#hearLDSwomen: My Bishop Calls People–Even My Own Husband–to Primary Without Consulting Me, the Primary President
Today was hard. I’m the Primary president and struggle with a bishopric that will randomly call people to Primary without my knowing at all. It’s like they throw people my way and more or less say, “figure out where they’ll go”. It’s frustrating and annoying because, believe me, I’m well aware of holes and calling needs and have already been formulating the best possible plan for our needs. I would say they do this about 40% of the time. The rest of the time, they are usually respectful of names I submit.

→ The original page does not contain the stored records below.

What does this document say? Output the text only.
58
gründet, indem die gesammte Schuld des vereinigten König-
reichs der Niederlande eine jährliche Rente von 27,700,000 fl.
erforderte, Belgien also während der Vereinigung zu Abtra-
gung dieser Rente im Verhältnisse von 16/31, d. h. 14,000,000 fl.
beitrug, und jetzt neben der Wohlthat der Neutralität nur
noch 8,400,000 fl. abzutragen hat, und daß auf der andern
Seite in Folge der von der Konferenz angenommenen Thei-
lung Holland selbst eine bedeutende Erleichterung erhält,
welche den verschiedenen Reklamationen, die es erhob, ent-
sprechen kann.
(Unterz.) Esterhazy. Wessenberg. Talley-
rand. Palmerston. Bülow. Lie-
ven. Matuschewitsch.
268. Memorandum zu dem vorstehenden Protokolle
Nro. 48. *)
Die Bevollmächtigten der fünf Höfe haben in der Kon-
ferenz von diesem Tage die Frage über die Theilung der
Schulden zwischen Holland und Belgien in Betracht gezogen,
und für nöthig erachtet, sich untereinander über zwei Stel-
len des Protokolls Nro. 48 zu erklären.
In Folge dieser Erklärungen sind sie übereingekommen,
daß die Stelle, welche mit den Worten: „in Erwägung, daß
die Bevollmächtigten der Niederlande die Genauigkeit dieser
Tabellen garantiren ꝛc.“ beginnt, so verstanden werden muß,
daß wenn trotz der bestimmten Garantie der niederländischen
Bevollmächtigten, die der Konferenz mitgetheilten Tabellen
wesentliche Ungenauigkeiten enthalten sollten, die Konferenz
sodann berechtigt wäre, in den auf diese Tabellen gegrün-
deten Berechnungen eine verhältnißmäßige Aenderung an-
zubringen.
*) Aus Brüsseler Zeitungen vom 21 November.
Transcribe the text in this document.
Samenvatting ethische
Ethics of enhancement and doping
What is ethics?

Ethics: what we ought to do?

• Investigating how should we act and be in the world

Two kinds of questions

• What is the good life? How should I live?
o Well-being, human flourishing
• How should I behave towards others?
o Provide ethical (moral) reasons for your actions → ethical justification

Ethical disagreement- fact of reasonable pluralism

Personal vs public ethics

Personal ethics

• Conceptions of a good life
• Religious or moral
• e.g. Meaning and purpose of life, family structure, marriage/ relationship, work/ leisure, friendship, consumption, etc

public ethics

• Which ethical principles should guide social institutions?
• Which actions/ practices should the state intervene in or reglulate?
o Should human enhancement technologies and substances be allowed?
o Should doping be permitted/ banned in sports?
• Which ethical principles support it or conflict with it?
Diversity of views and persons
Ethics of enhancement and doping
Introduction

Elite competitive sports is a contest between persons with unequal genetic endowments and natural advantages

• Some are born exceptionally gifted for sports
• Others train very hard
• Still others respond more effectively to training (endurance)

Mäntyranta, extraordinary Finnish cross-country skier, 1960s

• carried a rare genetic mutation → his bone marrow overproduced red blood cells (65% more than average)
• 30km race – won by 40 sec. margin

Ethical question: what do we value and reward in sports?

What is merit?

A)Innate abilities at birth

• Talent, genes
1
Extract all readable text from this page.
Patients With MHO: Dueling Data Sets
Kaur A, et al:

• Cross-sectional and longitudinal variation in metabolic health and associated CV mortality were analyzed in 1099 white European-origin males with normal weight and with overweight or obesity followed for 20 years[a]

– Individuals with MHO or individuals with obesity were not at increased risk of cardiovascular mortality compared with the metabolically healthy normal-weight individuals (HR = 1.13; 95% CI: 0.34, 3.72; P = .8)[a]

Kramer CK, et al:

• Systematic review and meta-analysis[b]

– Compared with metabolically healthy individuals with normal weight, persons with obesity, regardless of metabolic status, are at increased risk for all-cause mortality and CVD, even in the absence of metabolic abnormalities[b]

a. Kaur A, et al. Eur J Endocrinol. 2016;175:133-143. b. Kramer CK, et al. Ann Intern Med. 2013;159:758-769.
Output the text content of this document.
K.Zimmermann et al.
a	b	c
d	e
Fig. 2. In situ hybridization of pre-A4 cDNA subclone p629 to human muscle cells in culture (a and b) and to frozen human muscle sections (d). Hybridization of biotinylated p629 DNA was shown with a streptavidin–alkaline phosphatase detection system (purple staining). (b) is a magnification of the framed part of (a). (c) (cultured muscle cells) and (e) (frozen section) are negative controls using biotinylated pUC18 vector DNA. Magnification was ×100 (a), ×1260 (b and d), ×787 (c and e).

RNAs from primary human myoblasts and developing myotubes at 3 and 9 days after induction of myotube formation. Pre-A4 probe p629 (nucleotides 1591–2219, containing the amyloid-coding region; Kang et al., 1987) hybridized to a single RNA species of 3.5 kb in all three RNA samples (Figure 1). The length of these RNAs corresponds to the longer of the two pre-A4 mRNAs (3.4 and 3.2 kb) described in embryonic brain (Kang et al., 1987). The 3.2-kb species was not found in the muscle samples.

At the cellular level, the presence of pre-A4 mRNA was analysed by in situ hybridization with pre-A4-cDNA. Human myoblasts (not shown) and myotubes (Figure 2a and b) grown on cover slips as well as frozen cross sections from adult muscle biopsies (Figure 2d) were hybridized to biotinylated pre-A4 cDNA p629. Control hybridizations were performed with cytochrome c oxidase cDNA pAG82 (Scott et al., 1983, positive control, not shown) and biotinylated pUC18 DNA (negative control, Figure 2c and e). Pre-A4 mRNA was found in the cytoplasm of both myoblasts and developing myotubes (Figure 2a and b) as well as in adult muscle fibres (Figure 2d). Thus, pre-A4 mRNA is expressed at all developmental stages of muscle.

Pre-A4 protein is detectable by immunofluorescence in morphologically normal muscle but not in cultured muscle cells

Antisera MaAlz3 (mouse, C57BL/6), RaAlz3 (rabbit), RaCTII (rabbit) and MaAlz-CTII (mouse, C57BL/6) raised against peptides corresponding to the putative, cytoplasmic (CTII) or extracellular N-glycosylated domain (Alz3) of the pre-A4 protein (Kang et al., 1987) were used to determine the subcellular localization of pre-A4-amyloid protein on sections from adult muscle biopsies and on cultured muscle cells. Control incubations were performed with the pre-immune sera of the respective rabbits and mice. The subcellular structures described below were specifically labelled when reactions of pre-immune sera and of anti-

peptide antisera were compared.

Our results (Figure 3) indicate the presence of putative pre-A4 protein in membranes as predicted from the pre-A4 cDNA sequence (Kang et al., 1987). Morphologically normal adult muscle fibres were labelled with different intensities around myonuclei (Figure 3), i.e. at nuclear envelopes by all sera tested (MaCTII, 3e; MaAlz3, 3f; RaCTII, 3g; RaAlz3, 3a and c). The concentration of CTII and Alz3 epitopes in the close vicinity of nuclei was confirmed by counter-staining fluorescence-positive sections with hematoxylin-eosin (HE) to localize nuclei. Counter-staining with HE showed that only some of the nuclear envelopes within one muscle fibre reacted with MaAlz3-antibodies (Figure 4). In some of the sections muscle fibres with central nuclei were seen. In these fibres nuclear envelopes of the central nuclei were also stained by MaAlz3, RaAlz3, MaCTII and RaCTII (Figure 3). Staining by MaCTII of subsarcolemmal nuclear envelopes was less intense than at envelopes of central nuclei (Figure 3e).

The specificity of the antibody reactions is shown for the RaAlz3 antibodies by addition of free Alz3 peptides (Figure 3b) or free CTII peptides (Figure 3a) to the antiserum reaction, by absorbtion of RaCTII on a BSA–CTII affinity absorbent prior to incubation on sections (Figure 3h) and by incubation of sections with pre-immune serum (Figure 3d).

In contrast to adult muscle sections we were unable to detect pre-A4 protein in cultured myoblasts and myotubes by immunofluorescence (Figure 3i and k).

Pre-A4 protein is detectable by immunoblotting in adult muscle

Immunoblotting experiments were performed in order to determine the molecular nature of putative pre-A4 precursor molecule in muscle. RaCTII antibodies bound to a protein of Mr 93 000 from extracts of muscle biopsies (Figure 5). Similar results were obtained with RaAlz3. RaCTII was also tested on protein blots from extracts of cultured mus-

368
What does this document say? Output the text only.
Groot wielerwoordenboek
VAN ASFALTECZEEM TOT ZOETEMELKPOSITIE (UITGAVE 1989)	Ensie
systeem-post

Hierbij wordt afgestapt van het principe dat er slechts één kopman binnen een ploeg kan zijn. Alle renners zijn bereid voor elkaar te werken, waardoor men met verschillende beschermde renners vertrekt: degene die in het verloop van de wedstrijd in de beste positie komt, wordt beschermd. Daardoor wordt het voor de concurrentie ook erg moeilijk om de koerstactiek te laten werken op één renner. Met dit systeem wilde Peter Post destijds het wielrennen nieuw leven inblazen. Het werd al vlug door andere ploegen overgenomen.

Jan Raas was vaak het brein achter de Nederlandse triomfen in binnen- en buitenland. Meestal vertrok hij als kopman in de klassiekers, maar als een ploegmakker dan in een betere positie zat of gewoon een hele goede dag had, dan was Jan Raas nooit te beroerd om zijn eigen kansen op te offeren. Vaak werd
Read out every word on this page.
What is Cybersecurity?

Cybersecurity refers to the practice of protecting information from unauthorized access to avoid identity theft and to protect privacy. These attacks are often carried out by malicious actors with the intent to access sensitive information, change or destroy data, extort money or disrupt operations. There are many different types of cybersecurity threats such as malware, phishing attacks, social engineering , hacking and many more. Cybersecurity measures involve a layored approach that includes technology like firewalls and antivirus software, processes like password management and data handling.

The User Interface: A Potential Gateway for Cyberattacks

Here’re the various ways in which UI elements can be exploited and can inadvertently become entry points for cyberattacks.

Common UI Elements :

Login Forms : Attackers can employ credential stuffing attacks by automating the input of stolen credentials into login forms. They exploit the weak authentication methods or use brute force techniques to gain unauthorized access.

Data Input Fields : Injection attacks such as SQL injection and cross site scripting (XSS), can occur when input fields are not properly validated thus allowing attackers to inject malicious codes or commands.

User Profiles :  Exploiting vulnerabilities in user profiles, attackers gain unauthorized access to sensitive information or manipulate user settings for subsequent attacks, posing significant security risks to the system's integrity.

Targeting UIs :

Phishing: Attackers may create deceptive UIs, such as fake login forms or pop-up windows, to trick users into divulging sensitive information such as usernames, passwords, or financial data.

I tend to be a roll-with-it type of person and haven’t made waves regarding this issue, but today, I reached my boiling point. My husband came home from his bishop’s appointment and told me he has been released from Young Men and called to Primary. So basically, a calling to the auxiliary I’m supposed to be the head of was extended to my own husband behind my back. They couldn’t bother to tell me their plan this time, even when it involved my own husband? And what frustrates me even more is that the second counselor to the bishopric popped into the Primary room to check in with me today. I point-blank asked him, “My husband is meeting with the bishop today. Is he being given a calling to Primary?” Second counselor said, “I don’t know…” Well, guess who ended up meeting with my husband an hour later to extend the calling? That second counselor. I felt blatantly lied to and purposely kept in the dark.
My question is, would you say something and what would you say? Am I making too big of deal about this? It’s so hard to know if my reaction is valid when the women I shared today’s frustrations to (my presidency and mom/sisters) all pretty much tell me it’s not that big of a deal and it’s just how the bishopric works sometimes, and just be grateful the calling was filled, etc.
Sidenote: I AM happy to get my husband in primary with me. It is a win. It just felt like a double slap of disrespect.
When I was in the Primary presidency years ago this (the bishopric calling people to Primary without consulting us) happened over and over. We (mostly I) discussed it with our bishopric counselor many times. Nothing changed, I was abruptly released, and I didn’t have another calling for two years. That was the last time I let myself get emotionally invested in church duties and it was the end of my belief that God was running things in the church.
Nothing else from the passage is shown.